A “temblor” /TEM-bluhr/ is an earthquake. A “trembler” is (1) a person who shakes with fear or whose religious practices include shaking, or (2) a species of songbird. The first use of “temblor” recorded in the Oxford English Dictionary is dated 1876. That was followed in 1913 by the first recorded use of *"tremblor," labeled plausibly enough as a variant of “temblor” influenced by “trembler” — a historical double bobble.
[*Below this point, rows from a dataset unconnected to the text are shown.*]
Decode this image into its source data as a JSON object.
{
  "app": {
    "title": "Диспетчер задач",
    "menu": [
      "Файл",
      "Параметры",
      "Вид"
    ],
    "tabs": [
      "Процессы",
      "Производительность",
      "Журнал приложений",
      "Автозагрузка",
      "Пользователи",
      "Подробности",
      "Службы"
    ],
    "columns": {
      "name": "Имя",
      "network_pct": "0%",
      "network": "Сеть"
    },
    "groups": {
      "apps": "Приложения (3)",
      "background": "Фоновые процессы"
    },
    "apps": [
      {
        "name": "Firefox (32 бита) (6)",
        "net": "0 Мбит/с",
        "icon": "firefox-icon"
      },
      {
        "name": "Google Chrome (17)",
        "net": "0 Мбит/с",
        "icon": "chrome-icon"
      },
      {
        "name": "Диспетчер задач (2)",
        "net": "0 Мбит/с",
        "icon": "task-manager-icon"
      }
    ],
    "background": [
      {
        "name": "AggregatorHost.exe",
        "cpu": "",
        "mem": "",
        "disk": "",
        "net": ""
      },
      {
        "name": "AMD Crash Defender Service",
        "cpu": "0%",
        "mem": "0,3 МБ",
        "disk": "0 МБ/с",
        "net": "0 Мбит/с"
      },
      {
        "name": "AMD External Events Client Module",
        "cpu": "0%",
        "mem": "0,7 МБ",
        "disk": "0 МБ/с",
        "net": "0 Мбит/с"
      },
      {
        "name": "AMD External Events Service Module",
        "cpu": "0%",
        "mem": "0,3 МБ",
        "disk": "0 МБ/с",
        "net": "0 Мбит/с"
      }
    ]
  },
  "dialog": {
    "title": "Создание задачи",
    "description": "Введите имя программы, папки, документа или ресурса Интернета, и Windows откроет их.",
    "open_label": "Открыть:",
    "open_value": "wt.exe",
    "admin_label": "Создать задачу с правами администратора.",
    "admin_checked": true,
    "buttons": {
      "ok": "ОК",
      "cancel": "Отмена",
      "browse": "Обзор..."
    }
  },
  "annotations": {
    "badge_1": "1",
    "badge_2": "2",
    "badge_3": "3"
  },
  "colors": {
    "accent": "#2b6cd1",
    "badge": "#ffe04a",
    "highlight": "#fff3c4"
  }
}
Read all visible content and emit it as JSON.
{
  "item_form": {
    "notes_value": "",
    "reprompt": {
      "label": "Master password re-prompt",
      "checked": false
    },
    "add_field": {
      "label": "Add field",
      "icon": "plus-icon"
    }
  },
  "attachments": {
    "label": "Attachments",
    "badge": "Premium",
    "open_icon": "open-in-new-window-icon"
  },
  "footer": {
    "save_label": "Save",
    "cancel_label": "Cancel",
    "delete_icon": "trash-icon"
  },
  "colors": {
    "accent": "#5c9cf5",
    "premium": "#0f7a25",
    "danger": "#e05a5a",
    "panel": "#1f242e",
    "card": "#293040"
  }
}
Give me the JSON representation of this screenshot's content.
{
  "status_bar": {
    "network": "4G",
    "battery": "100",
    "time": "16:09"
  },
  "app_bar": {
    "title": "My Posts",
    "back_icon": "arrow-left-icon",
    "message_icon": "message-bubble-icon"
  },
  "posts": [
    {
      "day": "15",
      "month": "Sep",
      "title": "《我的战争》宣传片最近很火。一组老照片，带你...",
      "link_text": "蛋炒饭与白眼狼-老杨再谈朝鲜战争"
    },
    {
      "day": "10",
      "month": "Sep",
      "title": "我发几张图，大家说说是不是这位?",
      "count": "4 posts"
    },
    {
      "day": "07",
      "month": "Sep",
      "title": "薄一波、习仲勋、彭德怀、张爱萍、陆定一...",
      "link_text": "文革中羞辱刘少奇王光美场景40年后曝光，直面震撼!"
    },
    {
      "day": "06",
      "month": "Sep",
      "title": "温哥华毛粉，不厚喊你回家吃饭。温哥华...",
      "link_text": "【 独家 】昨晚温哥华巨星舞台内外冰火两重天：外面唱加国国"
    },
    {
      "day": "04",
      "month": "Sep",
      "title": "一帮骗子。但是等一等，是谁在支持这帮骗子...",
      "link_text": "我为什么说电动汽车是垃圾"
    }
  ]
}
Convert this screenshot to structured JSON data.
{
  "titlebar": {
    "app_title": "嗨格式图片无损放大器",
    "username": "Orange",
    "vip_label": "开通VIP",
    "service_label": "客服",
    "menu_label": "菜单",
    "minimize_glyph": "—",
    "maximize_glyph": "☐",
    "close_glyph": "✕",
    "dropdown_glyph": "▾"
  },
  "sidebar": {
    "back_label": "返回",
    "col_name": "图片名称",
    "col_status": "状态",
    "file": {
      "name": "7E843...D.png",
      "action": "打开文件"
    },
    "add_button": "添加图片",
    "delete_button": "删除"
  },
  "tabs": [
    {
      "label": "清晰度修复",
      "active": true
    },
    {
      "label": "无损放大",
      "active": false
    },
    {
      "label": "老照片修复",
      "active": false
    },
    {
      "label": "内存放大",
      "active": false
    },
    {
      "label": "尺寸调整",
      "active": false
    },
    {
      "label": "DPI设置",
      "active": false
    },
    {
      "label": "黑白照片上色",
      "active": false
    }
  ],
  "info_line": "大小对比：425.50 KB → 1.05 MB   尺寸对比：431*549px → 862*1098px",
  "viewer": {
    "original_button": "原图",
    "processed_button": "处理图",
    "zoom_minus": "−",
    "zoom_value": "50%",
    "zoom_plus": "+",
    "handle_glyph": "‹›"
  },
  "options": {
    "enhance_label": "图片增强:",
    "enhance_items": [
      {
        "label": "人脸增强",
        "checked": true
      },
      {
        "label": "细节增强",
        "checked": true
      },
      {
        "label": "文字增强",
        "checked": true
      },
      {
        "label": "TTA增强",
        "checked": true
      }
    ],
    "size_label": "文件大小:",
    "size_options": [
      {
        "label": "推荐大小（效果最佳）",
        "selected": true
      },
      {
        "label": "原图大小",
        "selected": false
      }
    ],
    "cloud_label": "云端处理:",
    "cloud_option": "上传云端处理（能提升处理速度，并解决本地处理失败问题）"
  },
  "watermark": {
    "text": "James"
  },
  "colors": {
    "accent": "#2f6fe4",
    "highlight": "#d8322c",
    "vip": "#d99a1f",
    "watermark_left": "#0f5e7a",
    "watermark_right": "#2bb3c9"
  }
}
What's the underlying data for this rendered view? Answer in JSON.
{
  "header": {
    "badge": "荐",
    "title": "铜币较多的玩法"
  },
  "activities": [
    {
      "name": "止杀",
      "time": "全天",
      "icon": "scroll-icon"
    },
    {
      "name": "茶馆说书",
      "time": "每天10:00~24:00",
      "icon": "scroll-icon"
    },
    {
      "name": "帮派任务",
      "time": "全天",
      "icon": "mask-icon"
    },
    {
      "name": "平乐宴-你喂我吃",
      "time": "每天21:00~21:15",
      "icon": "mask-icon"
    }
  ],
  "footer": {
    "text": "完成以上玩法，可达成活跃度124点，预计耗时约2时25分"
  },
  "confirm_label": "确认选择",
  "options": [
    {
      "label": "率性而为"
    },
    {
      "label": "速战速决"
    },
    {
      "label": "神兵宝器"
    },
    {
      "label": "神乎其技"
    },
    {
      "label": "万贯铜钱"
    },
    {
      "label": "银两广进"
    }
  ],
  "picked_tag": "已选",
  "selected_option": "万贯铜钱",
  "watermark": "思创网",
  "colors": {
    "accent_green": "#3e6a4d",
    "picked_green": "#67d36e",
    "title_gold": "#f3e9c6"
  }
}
Today, “temblor” is by far the dominant form, appearing in print 100 times as often as *"tremblor." Even "trembler" appears about as often as *"tremblor" — e.g.: o “Aftershocks continued Sunday after a magnitude 5.4 tremblor [read ‘temblor’] hit three miles north of Big Bear City early Saturday morning.” “Aftershocks Still Rattle Inland Cities,” Press-Enterprise (Riverside, Cal.), 24 Feb. 2003, at B6. o “More than 135 years ago, on April 24, 1867, the Humboldt Fault triggered a 5.1-magnitude trembler [read ‘temblor’] in Wamego, 15 miles from the dam site, that toppled chimneys and cracked plaster walls.” Matt Moline, “Project to Reinforce Dam Extends Controversy of Past 50 Years,” Topeka Capital-J., 10 Nov. 2002, at B2. Although “temblor” originated as a Spanish term naturalized in English in the late 19th century, the plural is fully anglicized: “temblors.” The Spanish plural *"temblores" is listed in some dictionaries as a variant plural. Language-Change Index — “trembler” or *"tremblor" for “temblor”: Stage 1. *Invariably inferior form. ——————– Quotation of the Day: “The art of writing, like the art of love, runs all the way from a kind of routine hard to distinguish from piling bricks to a kind of frenzy closely related to delirium tremens.” H.L. Mencken, Minority Report: H.L. Mencken’s Notebooks 18 (1956).